Die Tochter Liesel, verh. Binzer, hat 1993 das Leben ihrer Familie im KZ Theresienstadt u.a. so beschrieben:
„[Meine Mutter] hat […] schwer gearbeitet. Ich war im Kinderheim, mein Vater war im Lazarett. Er hatte ja keine Beine und konnte nicht arbeiten. Meine Mutter hat von morgens bis abends in der Glimmer-Fabrik gearbeitet […]. Später hat sie dann in der Küche gearbeitet, hat auch mal ein paar Kartoffeln geklaut und uns alle dadurch am Leben erhalten [… Mein Vater war] ein Typ, der keine Angst kannte […]. Er hat sich immer darauf berufen, er habe im Ersten Weltkrieg gekämpft […]. Er hat die ganzen Jahre praktisch immer im Lazarett oder im Krankenhaus gelegen.“
Liesel hat ihren 6. Geburtstag auf der Isolierstation der KZ-Krankenstation erlebt. Später spielte sie in dem NS-Propaganda-Film „Theresienstadt. Ein Dokumentarfilm aus dem jüdischen Siedlungsgebiet“ von 1945 (Regie: Kurt Gerron und Karel Peceny), der nach dem Besuch der Delegation des Internationalen Roten Kreuzes im Juli 1944 gedreht worden war, eine kleine Rolle: Sie musste vor einer Café-Kulisse ein nicht vorhandenes Eis schlecken.
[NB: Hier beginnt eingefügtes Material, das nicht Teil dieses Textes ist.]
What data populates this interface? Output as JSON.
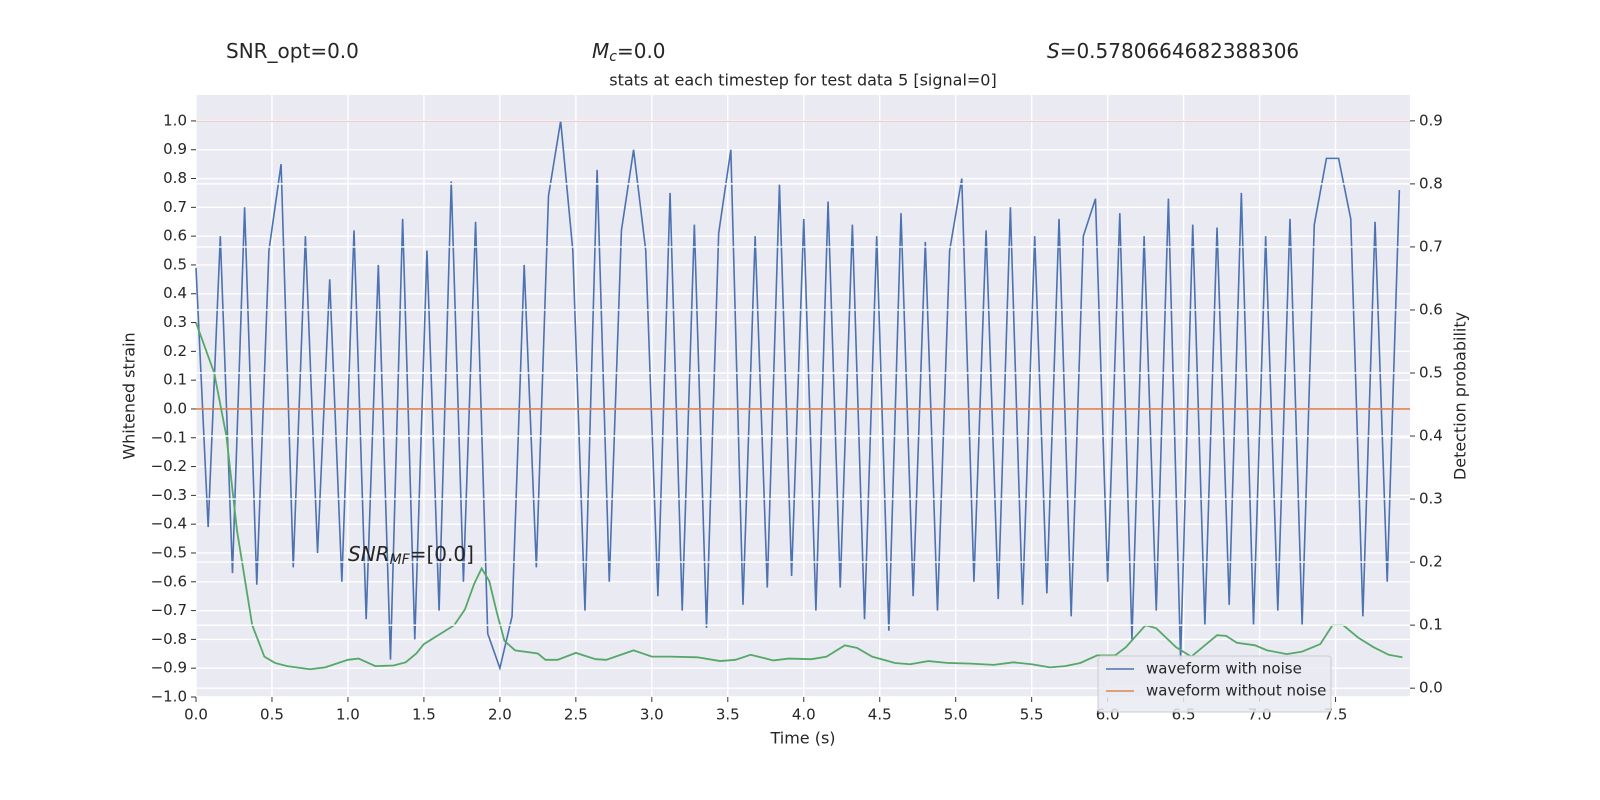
{
  "chart_data": {
    "type": "line",
    "title": "stats at each timestep for test data 5 [signal=0]",
    "xlabel": "Time (s)",
    "ylabel": "Whitened strain",
    "y2label": "Detection probability",
    "annotations": [
      [
        {
          "t": "SNR_opt=0.0"
        }
      ],
      [
        {
          "t": "M",
          "style": "italic"
        },
        {
          "t": "c",
          "style": "sub"
        },
        {
          "t": "=0.0"
        }
      ],
      [
        {
          "t": "S",
          "style": "italic"
        },
        {
          "t": "=0.5780664682388306"
        }
      ],
      [
        {
          "t": "SNR",
          "style": "italic"
        },
        {
          "t": "MF",
          "style": "sub"
        },
        {
          "t": "=[0.0]"
        }
      ]
    ],
    "xlim": [
      0,
      7.99
    ],
    "ylim": [
      -1.0,
      1.09
    ],
    "y2lim": [
      -0.014,
      0.941
    ],
    "xticks": [
      {
        "value": 0,
        "label": "0.0"
      },
      {
        "value": 0.5,
        "label": "0.5"
      },
      {
        "value": 1,
        "label": "1.0"
      },
      {
        "value": 1.5,
        "label": "1.5"
      },
      {
        "value": 2,
        "label": "2.0"
      },
      {
        "value": 2.5,
        "label": "2.5"
      },
      {
        "value": 3,
        "label": "3.0"
      },
      {
        "value": 3.5,
        "label": "3.5"
      },
      {
        "value": 4,
        "label": "4.0"
      },
      {
        "value": 4.5,
        "label": "4.5"
      },
      {
        "value": 5,
        "label": "5.0"
      },
      {
        "value": 5.5,
        "label": "5.5"
      },
      {
        "value": 6,
        "label": "6.0"
      },
      {
        "value": 6.5,
        "label": "6.5"
      },
      {
        "value": 7,
        "label": "7.0"
      },
      {
        "value": 7.5,
        "label": "7.5"
      }
    ],
    "yticks": [
      {
        "value": -1.0,
        "label": "−1.0"
      },
      {
        "value": -0.9,
        "label": "−0.9"
      },
      {
        "value": -0.8,
        "label": "−0.8"
      },
      {
        "value": -0.7,
        "label": "−0.7"
      },
      {
        "value": -0.6,
        "label": "−0.6"
      },
      {
        "value": -0.5,
        "label": "−0.5"
      },
      {
        "value": -0.4,
        "label": "−0.4"
      },
      {
        "value": -0.3,
        "label": "−0.3"
      },
      {
        "value": -0.2,
        "label": "−0.2"
      },
      {
        "value": -0.1,
        "label": "−0.1"
      },
      {
        "value": 0,
        "label": "0.0"
      },
      {
        "value": 0.1,
        "label": "0.1"
      },
      {
        "value": 0.2,
        "label": "0.2"
      },
      {
        "value": 0.3,
        "label": "0.3"
      },
      {
        "value": 0.4,
        "label": "0.4"
      },
      {
        "value": 0.5,
        "label": "0.5"
      },
      {
        "value": 0.6,
        "label": "0.6"
      },
      {
        "value": 0.7,
        "label": "0.7"
      },
      {
        "value": 0.8,
        "label": "0.8"
      },
      {
        "value": 0.9,
        "label": "0.9"
      },
      {
        "value": 1.0,
        "label": "1.0"
      }
    ],
    "y2ticks": [
      {
        "value": 0,
        "label": "0.0"
      },
      0.1,
      0.2,
      0.3,
      0.4,
      0.5,
      0.6,
      0.7,
      0.8,
      0.9
    ],
    "grid": true,
    "legend": "lower right",
    "hlines": [
      {
        "y": 1.0,
        "color": "#c44e52"
      }
    ],
    "series": [
      {
        "name": "waveform with noise",
        "color": "#4c72b0",
        "x": [
          0,
          0.08,
          0.16,
          0.24,
          0.32,
          0.4,
          0.48,
          0.56,
          0.64,
          0.72,
          0.8,
          0.88,
          0.96,
          1.04,
          1.12,
          1.2,
          1.28,
          1.36,
          1.44,
          1.52,
          1.6,
          1.68,
          1.76,
          1.84,
          1.92,
          2.0,
          2.08,
          2.16,
          2.24,
          2.32,
          2.4,
          2.48,
          2.56,
          2.64,
          2.72,
          2.8,
          2.88,
          2.96,
          3.04,
          3.12,
          3.2,
          3.28,
          3.36,
          3.44,
          3.52,
          3.6,
          3.68,
          3.76,
          3.84,
          3.92,
          4.0,
          4.08,
          4.16,
          4.24,
          4.32,
          4.4,
          4.48,
          4.56,
          4.64,
          4.72,
          4.8,
          4.88,
          4.96,
          5.04,
          5.12,
          5.2,
          5.28,
          5.36,
          5.44,
          5.52,
          5.6,
          5.68,
          5.76,
          5.84,
          5.92,
          6.0,
          6.08,
          6.16,
          6.24,
          6.32,
          6.4,
          6.48,
          6.56,
          6.64,
          6.72,
          6.8,
          6.88,
          6.96,
          7.04,
          7.12,
          7.2,
          7.28,
          7.36,
          7.44,
          7.52,
          7.6,
          7.68,
          7.76,
          7.84,
          7.92
        ],
        "values": [
          0.49,
          -0.41,
          0.6,
          -0.57,
          0.7,
          -0.61,
          0.55,
          0.85,
          -0.55,
          0.6,
          -0.5,
          0.45,
          -0.6,
          0.62,
          -0.73,
          0.5,
          -0.87,
          0.66,
          -0.8,
          0.55,
          -0.7,
          0.79,
          -0.6,
          0.65,
          -0.78,
          -0.9,
          -0.72,
          0.5,
          -0.55,
          0.74,
          1.0,
          0.55,
          -0.7,
          0.83,
          -0.6,
          0.62,
          0.9,
          0.55,
          -0.65,
          0.75,
          -0.7,
          0.64,
          -0.76,
          0.61,
          0.9,
          -0.68,
          0.6,
          -0.62,
          0.78,
          -0.58,
          0.66,
          -0.7,
          0.72,
          -0.62,
          0.64,
          -0.73,
          0.6,
          -0.77,
          0.68,
          -0.65,
          0.58,
          -0.7,
          0.55,
          0.8,
          -0.6,
          0.62,
          -0.66,
          0.7,
          -0.68,
          0.6,
          -0.64,
          0.66,
          -0.72,
          0.6,
          0.73,
          -0.6,
          0.68,
          -0.8,
          0.6,
          -0.7,
          0.73,
          -0.87,
          0.64,
          -0.75,
          0.63,
          -0.68,
          0.75,
          -0.75,
          0.6,
          -0.7,
          0.66,
          -0.75,
          0.64,
          0.87,
          0.87,
          0.66,
          -0.72,
          0.65,
          -0.6,
          0.76
        ]
      },
      {
        "name": "waveform without noise",
        "color": "#dd8452",
        "x": [
          0,
          7.99
        ],
        "values": [
          0,
          0
        ]
      },
      {
        "color": "#55a868",
        "axis": "y2",
        "x": [
          0,
          0.12,
          0.2,
          0.27,
          0.37,
          0.45,
          0.52,
          0.6,
          0.75,
          0.85,
          1.0,
          1.07,
          1.18,
          1.3,
          1.38,
          1.45,
          1.5,
          1.6,
          1.7,
          1.77,
          1.83,
          1.88,
          1.93,
          1.98,
          2.03,
          2.1,
          2.25,
          2.3,
          2.38,
          2.5,
          2.63,
          2.7,
          2.88,
          3.0,
          3.12,
          3.3,
          3.45,
          3.55,
          3.65,
          3.8,
          3.9,
          4.05,
          4.15,
          4.27,
          4.35,
          4.45,
          4.6,
          4.7,
          4.82,
          4.95,
          5.1,
          5.25,
          5.38,
          5.5,
          5.62,
          5.72,
          5.82,
          5.93,
          6.05,
          6.12,
          6.25,
          6.32,
          6.45,
          6.55,
          6.72,
          6.78,
          6.85,
          6.97,
          7.05,
          7.18,
          7.28,
          7.4,
          7.48,
          7.55,
          7.65,
          7.75,
          7.85,
          7.94
        ],
        "values": [
          0.58,
          0.5,
          0.4,
          0.25,
          0.1,
          0.05,
          0.04,
          0.035,
          0.03,
          0.033,
          0.045,
          0.047,
          0.035,
          0.036,
          0.041,
          0.055,
          0.07,
          0.085,
          0.1,
          0.125,
          0.165,
          0.19,
          0.17,
          0.12,
          0.075,
          0.06,
          0.055,
          0.045,
          0.045,
          0.056,
          0.046,
          0.045,
          0.06,
          0.05,
          0.05,
          0.049,
          0.043,
          0.045,
          0.053,
          0.044,
          0.047,
          0.046,
          0.05,
          0.068,
          0.064,
          0.05,
          0.04,
          0.038,
          0.043,
          0.04,
          0.039,
          0.037,
          0.041,
          0.038,
          0.033,
          0.035,
          0.04,
          0.052,
          0.052,
          0.065,
          0.1,
          0.095,
          0.065,
          0.05,
          0.084,
          0.083,
          0.072,
          0.068,
          0.06,
          0.054,
          0.058,
          0.07,
          0.1,
          0.1,
          0.08,
          0.065,
          0.053,
          0.049
        ]
      }
    ]
  }
}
Bernhard, Hilde und Liesel Michel haben das KZ Theresienstadt überlebt und sind nach dem Krieg nach Freckenhorst heimgekehrt. Liesel besuchte dort die Volksschule und später das Mädchengymnasium in Warendorf, wo sie 1957 das Abitur ablegte. Sie wurde Finanzbeamtin und heiratete den aus Berlin stammenden Hans David Binzer (*1931), mit dem sie drei Kinder bekam. Sie lebt heute in der Nähe von Frankfurt.
Mutter Hilde starb im selben Jahr wie Vater Bernhard, der am 24. November 1977 in einer Frankfurter Klinik gestorben ist. Beide wurden auf dem jüdischen Friedhof von Freckenhorst beerdigt.